The Gypsy Moth and the threshold of extinction

gypsy moth flickr photo by followtheseinstructions shared under a Creative Commons (BY-SA) license

In the battle against invasive species, the scientists who are responsible for fighting off and ideally, eliminating the invaders have an unlikely ally — the scientists who try to keep endangered species alive.

For decades, scientists have studied dwindling populations of endangered animals, trying to figure out how to keep them from going extinct. Along the way, they've learned a lot about what happens to a species that's on its last legs, and what kind of situations can push those species over the line from endangered to totally wiped out.

But say that you are instead dealing with an invasive species — an animal that is not native your region and whose presence is upsetting the ecological balance. Turns out, it's possible to intentionally set up the tipping-point scenarios and use them as a weapon against the animals you don't want to survive.

Gypsy moths are a great example of this. While this species hasn't been successfully eradicated in the United States, we have been pretty successful at holding it at bay, and that success is thanks to tricks learned from ecologists.

Entering without a visa

Gypsy moths came to the United States from Eurasia in either 1868 or 1869. That's a much more specific date than we can give for the landfall of most invasive species, but gypsy moths are a strange case. Unlike the vast majority of invasive, we know exactly who brought them from overseas — Etienne Leopold Trouvelot, an artist from the suburban Boston area who was also an avid amateur entomologist. Among his bug-related interests: Starting an American silkworm industry.

Unfortunately, silkworms have a pretty limited diet, heavily favoring mulberry trees for their sustenance. Trouvelot came up with a great idea — cross the picky silkworm moth with the not-even-remotely-picky gypsy moth and maybe you'd end up with a much more hardy source of silk production. This plan went predictably awry when the gypsy moth larvae escaped his backyard breeding facility. Suddenly, the voraciousness that Trouvelot had prized became a big liability.

By the late 1880s, gypsy moths were devouring enough Massachusetts trees that the state launched the first eradication campaign against them. By 1900, that effort had failed so miserably that Massachusetts effectively gave up.

But if you look at the range of gypsy moths today, they only occupy 1/3 of their potential range in the US, said Andrew Liebhold, a research entomologist with the US Forest Service.
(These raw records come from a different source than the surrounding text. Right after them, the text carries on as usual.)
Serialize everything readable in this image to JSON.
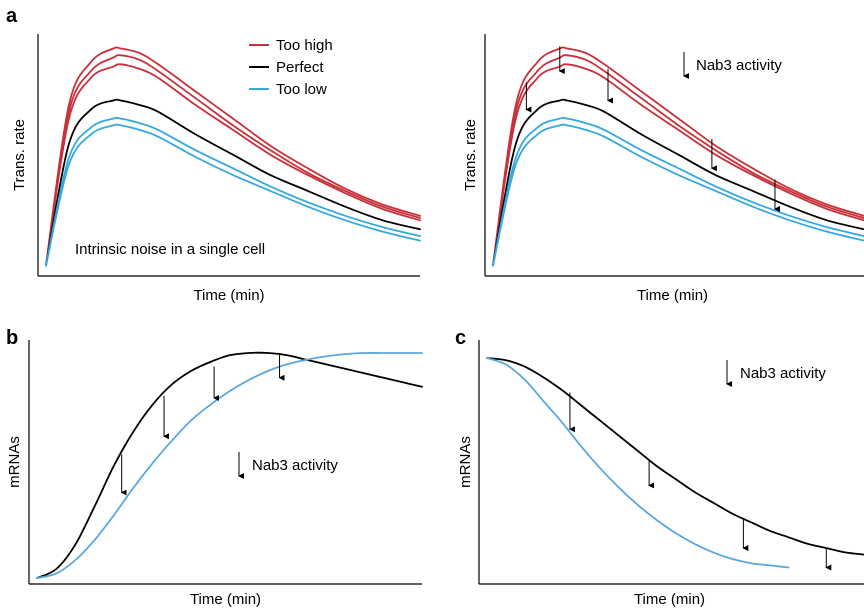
{
  "colors": {
    "too_high": "#c8313a",
    "perfect": "#000000",
    "too_low": "#35a8de",
    "reduced": "#5aa7dc",
    "axis": "#000000"
  },
  "chart_data": [
    {
      "panel": "a",
      "type": "line",
      "xlabel": "Time (min)",
      "ylabel": "Trans. rate",
      "legend_position": "top-right",
      "legend": [
        {
          "label": "Too high",
          "color": "#c8313a"
        },
        {
          "label": "Perfect",
          "color": "#000000"
        },
        {
          "label": "Too low",
          "color": "#35a8de"
        }
      ],
      "annotation": "Intrinsic noise in a single cell",
      "x_range": [
        0,
        1
      ],
      "y_range": [
        0,
        1
      ],
      "series": [
        {
          "group": "Too high",
          "color": "#c8313a",
          "x": [
            0,
            0.06,
            0.12,
            0.18,
            0.2,
            0.25,
            0.3,
            0.4,
            0.5,
            0.6,
            0.7,
            0.8,
            0.9,
            1.0
          ],
          "y": [
            0.02,
            0.72,
            0.92,
            0.98,
            0.98,
            0.96,
            0.91,
            0.79,
            0.67,
            0.55,
            0.45,
            0.36,
            0.29,
            0.24
          ]
        },
        {
          "group": "Too high",
          "color": "#c8313a",
          "x": [
            0,
            0.06,
            0.12,
            0.18,
            0.2,
            0.25,
            0.3,
            0.4,
            0.5,
            0.6,
            0.7,
            0.8,
            0.9,
            1.0
          ],
          "y": [
            0.02,
            0.69,
            0.88,
            0.94,
            0.95,
            0.93,
            0.88,
            0.76,
            0.64,
            0.53,
            0.43,
            0.35,
            0.28,
            0.23
          ]
        },
        {
          "group": "Too high",
          "color": "#c8313a",
          "x": [
            0,
            0.06,
            0.12,
            0.18,
            0.2,
            0.25,
            0.3,
            0.4,
            0.5,
            0.6,
            0.7,
            0.8,
            0.9,
            1.0
          ],
          "y": [
            0.02,
            0.66,
            0.85,
            0.9,
            0.91,
            0.89,
            0.85,
            0.73,
            0.62,
            0.51,
            0.42,
            0.34,
            0.27,
            0.22
          ]
        },
        {
          "group": "Perfect",
          "color": "#000000",
          "x": [
            0,
            0.06,
            0.12,
            0.18,
            0.2,
            0.25,
            0.3,
            0.4,
            0.5,
            0.6,
            0.7,
            0.8,
            0.9,
            1.0
          ],
          "y": [
            0.02,
            0.55,
            0.71,
            0.75,
            0.75,
            0.73,
            0.7,
            0.6,
            0.51,
            0.42,
            0.35,
            0.28,
            0.22,
            0.18
          ]
        },
        {
          "group": "Too low",
          "color": "#35a8de",
          "x": [
            0,
            0.06,
            0.12,
            0.18,
            0.2,
            0.25,
            0.3,
            0.4,
            0.5,
            0.6,
            0.7,
            0.8,
            0.9,
            1.0
          ],
          "y": [
            0.02,
            0.49,
            0.63,
            0.67,
            0.67,
            0.65,
            0.62,
            0.53,
            0.45,
            0.37,
            0.3,
            0.24,
            0.19,
            0.15
          ]
        },
        {
          "group": "Too low",
          "color": "#35a8de",
          "x": [
            0,
            0.06,
            0.12,
            0.18,
            0.2,
            0.25,
            0.3,
            0.4,
            0.5,
            0.6,
            0.7,
            0.8,
            0.9,
            1.0
          ],
          "y": [
            0.02,
            0.46,
            0.6,
            0.64,
            0.64,
            0.62,
            0.59,
            0.5,
            0.42,
            0.35,
            0.28,
            0.22,
            0.17,
            0.13
          ]
        }
      ]
    },
    {
      "panel": "a-right",
      "type": "line",
      "xlabel": "Time (min)",
      "ylabel": "Trans. rate",
      "annotation": "Nab3 activity",
      "x_range": [
        0,
        1
      ],
      "y_range": [
        0,
        1
      ],
      "series": [
        {
          "group": "Too high",
          "color": "#c8313a",
          "x": [
            0,
            0.06,
            0.12,
            0.18,
            0.2,
            0.25,
            0.3,
            0.4,
            0.5,
            0.6,
            0.7,
            0.8,
            0.9,
            1.0
          ],
          "y": [
            0.02,
            0.72,
            0.92,
            0.98,
            0.98,
            0.96,
            0.91,
            0.79,
            0.67,
            0.55,
            0.45,
            0.36,
            0.29,
            0.24
          ]
        },
        {
          "group": "Too high",
          "color": "#c8313a",
          "x": [
            0,
            0.06,
            0.12,
            0.18,
            0.2,
            0.25,
            0.3,
            0.4,
            0.5,
            0.6,
            0.7,
            0.8,
            0.9,
            1.0
          ],
          "y": [
            0.02,
            0.69,
            0.88,
            0.94,
            0.95,
            0.93,
            0.88,
            0.76,
            0.64,
            0.53,
            0.43,
            0.35,
            0.28,
            0.23
          ]
        },
        {
          "group": "Too high",
          "color": "#c8313a",
          "x": [
            0,
            0.06,
            0.12,
            0.18,
            0.2,
            0.25,
            0.3,
            0.4,
            0.5,
            0.6,
            0.7,
            0.8,
            0.9,
            1.0
          ],
          "y": [
            0.02,
            0.66,
            0.85,
            0.9,
            0.91,
            0.89,
            0.85,
            0.73,
            0.62,
            0.51,
            0.42,
            0.34,
            0.27,
            0.22
          ]
        },
        {
          "group": "Perfect",
          "color": "#000000",
          "x": [
            0,
            0.06,
            0.12,
            0.18,
            0.2,
            0.25,
            0.3,
            0.4,
            0.5,
            0.6,
            0.7,
            0.8,
            0.9,
            1.0
          ],
          "y": [
            0.02,
            0.55,
            0.71,
            0.75,
            0.75,
            0.73,
            0.7,
            0.6,
            0.51,
            0.42,
            0.35,
            0.28,
            0.22,
            0.18
          ]
        },
        {
          "group": "Too low",
          "color": "#35a8de",
          "x": [
            0,
            0.06,
            0.12,
            0.18,
            0.2,
            0.25,
            0.3,
            0.4,
            0.5,
            0.6,
            0.7,
            0.8,
            0.9,
            1.0
          ],
          "y": [
            0.02,
            0.49,
            0.63,
            0.67,
            0.67,
            0.65,
            0.62,
            0.53,
            0.45,
            0.37,
            0.3,
            0.24,
            0.19,
            0.15
          ]
        },
        {
          "group": "Too low",
          "color": "#35a8de",
          "x": [
            0,
            0.06,
            0.12,
            0.18,
            0.2,
            0.25,
            0.3,
            0.4,
            0.5,
            0.6,
            0.7,
            0.8,
            0.9,
            1.0
          ],
          "y": [
            0.02,
            0.46,
            0.6,
            0.64,
            0.64,
            0.62,
            0.59,
            0.5,
            0.42,
            0.35,
            0.28,
            0.22,
            0.17,
            0.13
          ]
        }
      ],
      "arrows": [
        {
          "x": 0.09,
          "y_from": 0.83,
          "y_to": 0.71
        },
        {
          "x": 0.18,
          "y_from": 0.99,
          "y_to": 0.88
        },
        {
          "x": 0.31,
          "y_from": 0.89,
          "y_to": 0.75
        },
        {
          "x": 0.59,
          "y_from": 0.58,
          "y_to": 0.45
        },
        {
          "x": 0.76,
          "y_from": 0.4,
          "y_to": 0.27
        }
      ]
    },
    {
      "panel": "b",
      "type": "line",
      "xlabel": "Time (min)",
      "ylabel": "mRNAs",
      "annotation": "Nab3 activity",
      "x_range": [
        0,
        1
      ],
      "y_range": [
        0,
        1
      ],
      "series": [
        {
          "color": "#000000",
          "x": [
            0,
            0.05,
            0.1,
            0.15,
            0.2,
            0.25,
            0.3,
            0.35,
            0.4,
            0.45,
            0.5,
            0.55,
            0.6,
            0.65,
            0.7,
            0.75,
            0.8,
            0.85,
            0.9,
            0.95,
            1.0
          ],
          "y": [
            0,
            0.04,
            0.15,
            0.32,
            0.5,
            0.65,
            0.77,
            0.86,
            0.92,
            0.96,
            0.99,
            1.0,
            1.0,
            0.99,
            0.97,
            0.95,
            0.93,
            0.91,
            0.89,
            0.87,
            0.85
          ]
        },
        {
          "color": "#5aa7dc",
          "x": [
            0,
            0.05,
            0.1,
            0.15,
            0.2,
            0.25,
            0.3,
            0.35,
            0.4,
            0.45,
            0.5,
            0.55,
            0.6,
            0.65,
            0.7,
            0.75,
            0.8,
            0.85,
            0.9,
            0.95,
            1.0
          ],
          "y": [
            0,
            0.02,
            0.08,
            0.17,
            0.28,
            0.4,
            0.51,
            0.61,
            0.7,
            0.77,
            0.83,
            0.88,
            0.92,
            0.95,
            0.97,
            0.985,
            0.995,
            1.0,
            1.0,
            1.0,
            1.0
          ]
        }
      ],
      "arrows": [
        {
          "x": 0.22,
          "y_from": 0.55,
          "y_to": 0.38
        },
        {
          "x": 0.33,
          "y_from": 0.81,
          "y_to": 0.63
        },
        {
          "x": 0.46,
          "y_from": 0.94,
          "y_to": 0.8
        },
        {
          "x": 0.63,
          "y_from": 1.0,
          "y_to": 0.89
        }
      ]
    },
    {
      "panel": "c",
      "type": "line",
      "xlabel": "Time (min)",
      "ylabel": "mRNAs",
      "annotation": "Nab3 activity",
      "x_range": [
        0,
        1
      ],
      "y_range": [
        0,
        1
      ],
      "series": [
        {
          "color": "#000000",
          "x": [
            0,
            0.05,
            0.1,
            0.15,
            0.2,
            0.25,
            0.3,
            0.35,
            0.4,
            0.45,
            0.5,
            0.55,
            0.6,
            0.65,
            0.7,
            0.75,
            0.8,
            0.85,
            0.9,
            0.95,
            1.0
          ],
          "y": [
            1.0,
            0.99,
            0.96,
            0.91,
            0.85,
            0.78,
            0.71,
            0.64,
            0.57,
            0.5,
            0.44,
            0.38,
            0.33,
            0.28,
            0.24,
            0.2,
            0.17,
            0.14,
            0.12,
            0.1,
            0.09
          ]
        },
        {
          "color": "#5aa7dc",
          "x": [
            0,
            0.05,
            0.1,
            0.15,
            0.2,
            0.25,
            0.3,
            0.35,
            0.4,
            0.45,
            0.5,
            0.55,
            0.6,
            0.65,
            0.7,
            0.75,
            0.8
          ],
          "y": [
            1.0,
            0.97,
            0.9,
            0.8,
            0.7,
            0.59,
            0.49,
            0.4,
            0.32,
            0.25,
            0.19,
            0.14,
            0.1,
            0.07,
            0.05,
            0.04,
            0.03
          ]
        }
      ],
      "arrows": [
        {
          "x": 0.22,
          "y_from": 0.84,
          "y_to": 0.67
        },
        {
          "x": 0.43,
          "y_from": 0.53,
          "y_to": 0.41
        },
        {
          "x": 0.68,
          "y_from": 0.26,
          "y_to": 0.12
        },
        {
          "x": 0.9,
          "y_from": 0.12,
          "y_to": 0.03
        }
      ]
    }
  ],
  "labels": {
    "panel_a": "a",
    "panel_b": "b",
    "panel_c": "c"
  }
}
In fact, there's a huge gypsy moth barrier — a sort of insectoid DMZ — that stretches from Minnesota to North Carolina, effectively hemming in gypsy moths and trapping them in the land they already occupy.

Erected in 1998, it's reduced the rate at which the moths spread by more than 50%. The barrier works by the same mechanism that drives many endangered species to extinction: Lack of ability to find a mate.

On the threshold

An extinction threshold is the minimum number of individuals necessary to maintain a species in the wild. The exact number differs depending on the species, its habitat, and how quickly individuals are dying off — it's an equation, not an absolute number. But, over decades of studying endangered species, scientists have learned that every population has a threshold. If the number of individuals drops below the threshold, then the population is going to go extinct.
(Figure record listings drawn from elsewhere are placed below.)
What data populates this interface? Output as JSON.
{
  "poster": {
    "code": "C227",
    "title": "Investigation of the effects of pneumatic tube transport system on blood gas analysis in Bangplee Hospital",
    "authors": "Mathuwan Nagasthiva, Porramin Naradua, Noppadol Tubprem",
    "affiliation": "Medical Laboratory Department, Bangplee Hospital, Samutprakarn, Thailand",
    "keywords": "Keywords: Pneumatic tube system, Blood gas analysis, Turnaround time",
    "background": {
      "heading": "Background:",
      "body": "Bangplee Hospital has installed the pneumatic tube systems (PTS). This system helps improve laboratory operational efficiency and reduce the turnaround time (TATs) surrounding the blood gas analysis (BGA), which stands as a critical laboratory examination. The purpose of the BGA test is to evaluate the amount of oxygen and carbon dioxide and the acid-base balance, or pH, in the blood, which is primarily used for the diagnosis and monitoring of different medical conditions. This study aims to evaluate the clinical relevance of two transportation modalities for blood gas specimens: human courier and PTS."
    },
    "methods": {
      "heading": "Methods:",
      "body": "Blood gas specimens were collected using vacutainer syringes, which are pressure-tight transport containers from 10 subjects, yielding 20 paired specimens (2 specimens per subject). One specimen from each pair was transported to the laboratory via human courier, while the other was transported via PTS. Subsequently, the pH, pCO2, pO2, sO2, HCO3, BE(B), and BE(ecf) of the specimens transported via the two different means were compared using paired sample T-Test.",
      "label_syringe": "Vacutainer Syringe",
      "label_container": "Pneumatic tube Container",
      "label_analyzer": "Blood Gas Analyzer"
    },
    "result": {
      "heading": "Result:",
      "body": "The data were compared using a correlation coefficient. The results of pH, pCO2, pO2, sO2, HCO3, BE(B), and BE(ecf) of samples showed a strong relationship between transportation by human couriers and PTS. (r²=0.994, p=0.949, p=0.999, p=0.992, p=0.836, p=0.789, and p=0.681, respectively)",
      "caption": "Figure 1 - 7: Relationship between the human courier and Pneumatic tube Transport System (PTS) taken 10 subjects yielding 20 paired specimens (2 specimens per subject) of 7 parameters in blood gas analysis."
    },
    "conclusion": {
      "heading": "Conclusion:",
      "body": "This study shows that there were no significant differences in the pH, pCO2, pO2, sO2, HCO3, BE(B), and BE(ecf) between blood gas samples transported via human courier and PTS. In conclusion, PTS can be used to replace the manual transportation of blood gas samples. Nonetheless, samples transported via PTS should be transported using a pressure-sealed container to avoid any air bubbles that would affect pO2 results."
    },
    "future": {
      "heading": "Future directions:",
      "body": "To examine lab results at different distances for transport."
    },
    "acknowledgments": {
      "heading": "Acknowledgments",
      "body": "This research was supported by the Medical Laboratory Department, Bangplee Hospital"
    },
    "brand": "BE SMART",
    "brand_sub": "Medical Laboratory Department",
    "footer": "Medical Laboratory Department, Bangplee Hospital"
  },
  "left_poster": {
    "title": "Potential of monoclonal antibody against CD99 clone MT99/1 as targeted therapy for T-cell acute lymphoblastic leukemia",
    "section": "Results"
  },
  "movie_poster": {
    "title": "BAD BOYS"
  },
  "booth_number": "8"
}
"One of the main drivers is mate finding," Liebhold said. "At low population levels, for sexually producing animals, it becomes too difficult for males and females to find one another." Basically, low enough population levels can create a vicious cycle where it becomes impossible to grow the population. The numbers stagnate, they fall, and then the species disappears.
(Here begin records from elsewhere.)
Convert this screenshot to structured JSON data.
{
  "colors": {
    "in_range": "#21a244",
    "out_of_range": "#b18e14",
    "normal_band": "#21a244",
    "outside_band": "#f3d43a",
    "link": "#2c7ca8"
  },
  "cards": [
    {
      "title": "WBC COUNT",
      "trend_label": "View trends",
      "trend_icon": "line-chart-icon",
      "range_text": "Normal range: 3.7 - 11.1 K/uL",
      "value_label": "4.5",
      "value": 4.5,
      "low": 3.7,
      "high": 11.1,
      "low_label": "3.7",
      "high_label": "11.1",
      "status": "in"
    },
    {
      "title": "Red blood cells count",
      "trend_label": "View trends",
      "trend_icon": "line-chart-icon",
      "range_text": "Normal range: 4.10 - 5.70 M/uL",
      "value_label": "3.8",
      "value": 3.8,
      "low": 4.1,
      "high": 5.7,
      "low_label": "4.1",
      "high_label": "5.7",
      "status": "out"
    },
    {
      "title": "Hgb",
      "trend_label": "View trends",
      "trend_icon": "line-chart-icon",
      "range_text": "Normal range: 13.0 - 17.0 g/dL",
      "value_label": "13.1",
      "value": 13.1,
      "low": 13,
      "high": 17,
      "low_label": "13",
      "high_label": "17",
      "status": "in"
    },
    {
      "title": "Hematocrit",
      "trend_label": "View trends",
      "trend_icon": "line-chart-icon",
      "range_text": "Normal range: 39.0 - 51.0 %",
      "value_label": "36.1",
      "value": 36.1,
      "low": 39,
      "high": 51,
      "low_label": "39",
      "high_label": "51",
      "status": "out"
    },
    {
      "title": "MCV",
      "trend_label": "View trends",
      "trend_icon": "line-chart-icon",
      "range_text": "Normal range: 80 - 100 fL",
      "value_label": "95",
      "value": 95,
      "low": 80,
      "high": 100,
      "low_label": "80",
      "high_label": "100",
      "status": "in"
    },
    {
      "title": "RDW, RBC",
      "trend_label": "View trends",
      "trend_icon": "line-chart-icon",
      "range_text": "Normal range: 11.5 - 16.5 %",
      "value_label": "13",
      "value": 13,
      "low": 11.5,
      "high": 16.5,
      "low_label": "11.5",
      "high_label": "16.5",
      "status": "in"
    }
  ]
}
When it comes to endangered species, ecologists spend a lot of time trying to figure out how to avoid letting populations drop below their threshold. With the gypsy moth, different scientists work equally hard at making sure it does.

The gypsy moth barrier zone is set with hundreds of thousands of pheromone-laced traps. The moths use pheromones as a means of communication. The chemicals are like a personal ad saying, "Hey there! I'd like to have sex with you!" As long as the traps remain empty, the scientists know that the barrier zone is gypsy moth-free (or, anyway, free enough). When the moths turn up in the traps, it's a sign that an invasion is underway.

The scientists react by setting out even more traps and by spraying the mating pheromone over the area with a crop duster. It's as if somebody released millions of friendly chatbots into one city's OKCupid sphere. When most of the other profiles on the dating site represent actual humans, it's reasonably easy to find a date in your neighborhood. But if there are suddenly way more fake accounts than real ones — and if those fake accounts engage you and distract you from seeking out the real people — then your chances of ever successfully getting laid go way down.

The moths make small incursions into new territory, but each time they do, the scientists make sure their numbers stay or fall below the extinction threshold. This way, researchers are able to keep gyspy moths inside a quarantine zone and away from vulnerable trees.

This technique won't work with all invasive insects. Scientists would love to use it against the Emerald Ash Borer, for instance, but can't because the ash borer's sex life isn't sufficiently dependent on pheromone signaling. But it's a clever way to turn the tool of extinction thresholds into a weapon, and it's a good reminder that ecology isn't always a hippie-friendly, animal-hugging stereotype.